Let's Encrypt Announces New-Certificate-Every-6-Days Offering

The non-profit, free certificate authority Let's Encrypt shared some news from their executive director as they approach their 10th anniversary in 2025: Internally things have changed dramatically from what they looked like ten years ago, but outwardly our service hasn't changed much since launch. That's because the vision we had for how best to do our job remains as powerful today as it ever was: free 90-day TLS certificates via an automated API. Pretty much as many as you need. More than 500,000,000 websites benefit from this offering today, and the vast majority of the web is encrypted.

Our longstanding offering won't fundamentally change next year, but we are going to introduce a new offering that's a big shift from anything we've done before — short-lived certificates.

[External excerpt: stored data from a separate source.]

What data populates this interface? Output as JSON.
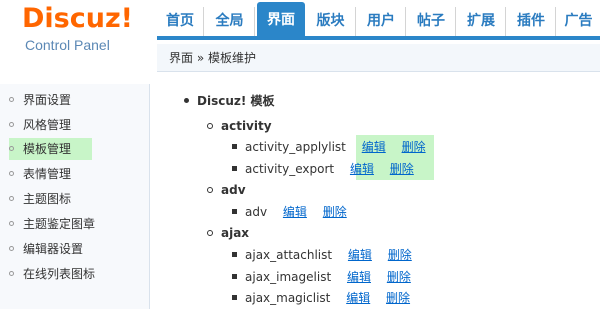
{
  "logo": {
    "title": "Discuz!",
    "subtitle": "Control Panel"
  },
  "nav": {
    "tabs": [
      {
        "label": "首页"
      },
      {
        "label": "全局"
      },
      {
        "label": "界面",
        "active": true
      },
      {
        "label": "版块"
      },
      {
        "label": "用户"
      },
      {
        "label": "帖子"
      },
      {
        "label": "扩展"
      },
      {
        "label": "插件"
      },
      {
        "label": "广告"
      }
    ]
  },
  "breadcrumb": {
    "text": "界面 » 模板维护"
  },
  "sidebar": {
    "items": [
      {
        "label": "界面设置"
      },
      {
        "label": "风格管理"
      },
      {
        "label": "模板管理",
        "active": true
      },
      {
        "label": "表情管理"
      },
      {
        "label": "主题图标"
      },
      {
        "label": "主题鉴定图章"
      },
      {
        "label": "编辑器设置"
      },
      {
        "label": "在线列表图标"
      }
    ]
  },
  "tree": {
    "root": "Discuz! 模板",
    "edit_label": "编辑",
    "delete_label": "删除",
    "groups": [
      {
        "name": "activity",
        "files": [
          "activity_applylist",
          "activity_export"
        ]
      },
      {
        "name": "adv",
        "files": [
          "adv"
        ]
      },
      {
        "name": "ajax",
        "files": [
          "ajax_attachlist",
          "ajax_imagelist",
          "ajax_magiclist"
        ]
      }
    ]
  }
}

Specifically, certificates with a lifetime of six days. This is a big upgrade for the security of the TLS ecosystem because it minimizes exposure time during a key compromise event.

Because we've done so much to encourage automation over the past decade, most of our subscribers aren't going to have to do much in order to switch to shorter lived certificates. We, on the other hand, are going to have to think about the possibility that we will need to issue 20x as many certificates as we do now. It's not inconceivable that at some point in our next decade we may need to be prepared to issue 100,000,000 certificates per day. That sounds sort of nuts to me today, but issuing 5,000,000 certificates per day would have sounded crazy to me ten years ago... It was hard to build Let's Encrypt. It was difficult to scale it to serve half a billion websites...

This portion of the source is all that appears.